COMMENT: Buying Love – The Cherokee One Feather


By ROBERT JUMPER

Editor One Feather

I have spent 27 years of my life with dogs. I mean, I had dogs before and a few cats, but dogs and cats before adulthood, and my pets were really my mom’s responsibility with me. I was not the main caretaker at the time. I was as dependent for my life as pets. Mom let me say they were my pets, but the reality was they were her pets.

But when I went out on my own and got married, I bought my first pet, from my sister, for $ 75. By the time I got the puppy he was six months old. He lived another 11 years. He was not a purebred dog or even a popular mixed breed. But it was a life I pledged to be responsible for. Unlike my childhood pets, the quantity and quality of his life depended on me.

At the time, my wife and I had jobs that were very time consuming. Trying to have a dog outside would have been cruel as we would only have seen him for an hour or two a day. The rest of his time would have been spent alone in the backyard. Dogs are natural pack animals. They thrive in a social order and thirst for family. My sister’s dog was a chihuahua mix (I think he was partly crazy). It was therefore an indoor dog. It made it easier when it came to spending time with him. We, my wife and I were his pack and he was part of our family. And for over a decade, we’ve shared camaraderie and love. He has enriched our lives. He taught patience and consideration.

We had two more chihuahuas, paying an additional $ 75 and $ 125 respectively. One was registered or pedigree. Puppy prices, especially purebred puppies, can be what some might consider high. One website has estimated the average cost of a puppy to be between $ 1,000 and $ 1,500. They go higher. For example, the average price for a Neapolitan Mastiff or a Norwich Terrier is $ 3,500, while an Australian Cattle Dog can go up to $ 450.
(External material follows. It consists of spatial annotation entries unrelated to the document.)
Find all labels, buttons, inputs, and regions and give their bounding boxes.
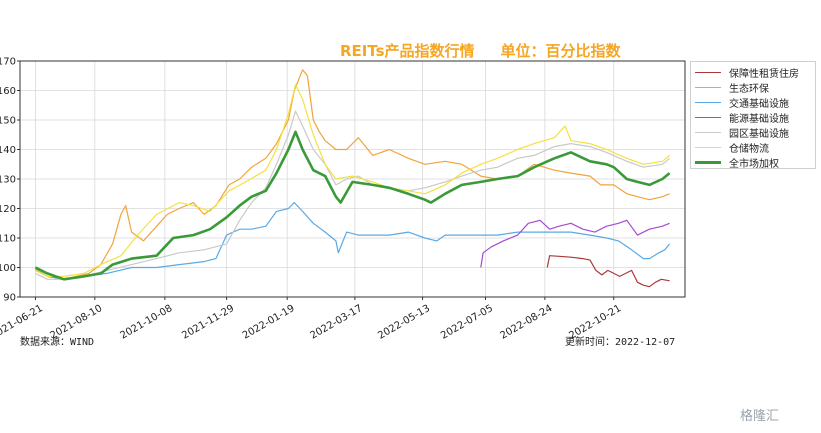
legend-swatch [695, 102, 721, 103]
chart-title-text: REITs产品指数行情 [340, 42, 475, 60]
legend-label: 能源基础设施 [729, 114, 789, 125]
y-tick-label: 170 [0, 57, 16, 68]
series-line-1 [35, 69, 670, 280]
x-tick-label: 2022-08-24 [499, 303, 555, 342]
y-tick-label: 140 [0, 145, 16, 156]
legend-label: 园区基础设施 [729, 129, 789, 140]
y-tick-label: 130 [0, 175, 16, 186]
x-tick-label: 2021-11-29 [180, 303, 236, 342]
x-tick-label: 2022-05-13 [376, 303, 432, 342]
legend-swatch [695, 117, 721, 118]
legend-label: 仓储物流 [729, 144, 769, 155]
legend-item: 交通基础设施 [695, 95, 811, 110]
series-line-4 [35, 110, 670, 280]
legend-item: 仓储物流 [695, 140, 811, 155]
unit-label: 单位：百分比指数 [500, 42, 621, 60]
series-line-5 [35, 83, 670, 277]
chart-title: REITs产品指数行情 单位：百分比指数 [340, 40, 621, 61]
x-tick-label: 2021-10-08 [119, 303, 175, 342]
legend-item: 能源基础设施 [695, 110, 811, 125]
y-tick-label: 100 [0, 263, 16, 274]
x-tick-label: 2022-03-17 [309, 303, 365, 342]
y-axis: 90 100 110 120 130 140 150 160 170 [0, 57, 20, 304]
legend-label: 保障性租赁住房 [729, 69, 799, 80]
x-tick-label: 2022-01-19 [241, 303, 297, 342]
data-source: 数据来源：WIND [20, 337, 95, 348]
legend-item: 园区基础设施 [695, 125, 811, 140]
watermark-logo: 格隆汇 [740, 409, 780, 424]
legend: 保障性租赁住房 生态环保交通基础设施 能源基础设施 园区基础设施 仓储物流全市场加权 [690, 61, 816, 170]
legend-label: 全市场加权 [729, 159, 779, 170]
legend-swatch [695, 147, 721, 148]
legend-swatch [695, 87, 721, 88]
series-layer [34, 69, 671, 288]
series-line-0 [546, 255, 670, 288]
legend-label: 交通基础设施 [729, 99, 789, 110]
update-time: 更新时间：2022-12-07 [565, 337, 676, 348]
legend-swatch [695, 132, 721, 133]
series-line-3 [480, 219, 670, 268]
y-tick-label: 150 [0, 116, 16, 127]
legend-swatch [695, 161, 721, 164]
legend-swatch [695, 72, 721, 73]
x-tick-label: 2022-07-05 [439, 303, 495, 342]
grid [20, 60, 685, 298]
y-tick-label: 160 [0, 86, 16, 97]
series-line-2 [35, 202, 671, 280]
y-tick-label: 110 [0, 234, 16, 245]
y-tick-label: 90 [3, 293, 16, 304]
legend-label: 生态环保 [729, 84, 769, 95]
legend-item: 保障性租赁住房 [695, 65, 811, 80]
legend-item: 生态环保 [695, 80, 811, 95]
legend-item: 全市场加权 [695, 155, 811, 170]
series-line-6 [34, 130, 671, 281]
y-tick-label: 120 [0, 204, 16, 215]
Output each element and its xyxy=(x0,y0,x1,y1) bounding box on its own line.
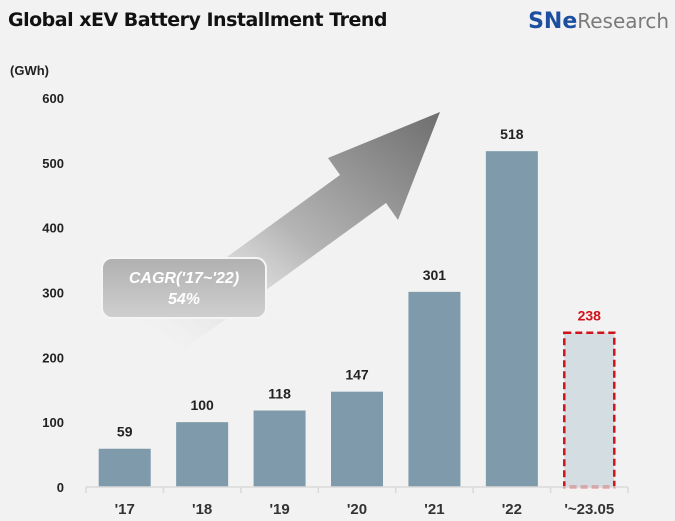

The average life expectancy of a dog is between 10 and 15 years. They can live to their twenties. It is a significant time commitment. At the beginning of their life, they need a considerable amount of time to play and train. And in the later parts of their life, vet visits increase and they need more things for themselves. Food, medicine, veterinary care, and all the things that make your pet comfortable can cost anywhere from $ 5,000 to $ 20,000, depending on the length of its life and the genetics of the puppy you buy. Once you’ve made an emotional commitment to a pet, you feel obligated to ensure their health, safety, and happiness. It takes time, money and patience.

Having a pet can be one of the most rewarding and educational experiences in life. It is a long term commitment.

Dogs are capable of instinctive actions, intelligent thoughts, and even raw emotions. Anyone who has a dog in their house will tell you about those emotional family reunions that would happen every day when they come home from work. Whether you leave them for a few hours or a few months, as soon as you get home there is a display of raw affection that is not easily matched. When the door opens, the puppy’s human is greeted with barks and moans of pure joy, pouncing on them and licking them to let them know they’ve been missed. Puppies can sense your state of physical and emotional well-being. They can even be trained to alert you to medical conditions, help you with a physical challenge, and provide emotional support. They can truly be a person’s best friend.

Which makes the idea of ​​anyone who takes pet acquisition lightly a little hard to swallow. There is no doubt that people carelessly decide to buy dogs and cats. If they hadn’t, the stray and unwanted animal population wouldn’t be as large as at the border and in the United States. the number of pets left in pounds and shelters.

People think that a cute and cuddly puppy or kitten would be just perfect for giving as a gift. And they’re so small and playful that anyone would love a puppy or a kitten. However, next to kindness is the reality of their needs, food, cleaning, medical care, shelter provisions. As puppies move into their teens, they tend to be more rambunctious, chewing on furniture, phones, and electrical cords, and even gnawing at doors and corners of the house. They may have developmental issues that make them aggressive or overly protective, leading to biting or isolation.

Really committed pet lovers consider the personal cost and understand that in order to have the pleasure of a companion for a decade or two there are sacrifices that they are willing and willing to make. They realize that a dog or a cat is not a Christmas present, but a considerable life commitment. Being a responsible pet owner starts with being a responsible future pet owner.

We here at Cherokee are part of a widespread problem of irresponsibility when it comes to the care and ownership of pets. As we try to reduce the number of stray animals and forced euthanasia due to overpopulation, a good step forward would be for all of us who are considering buying puppies and kittens as gifts this year to take a step back and to pledge not to add to overpopulation and suffering. And it will help make the season bright for all.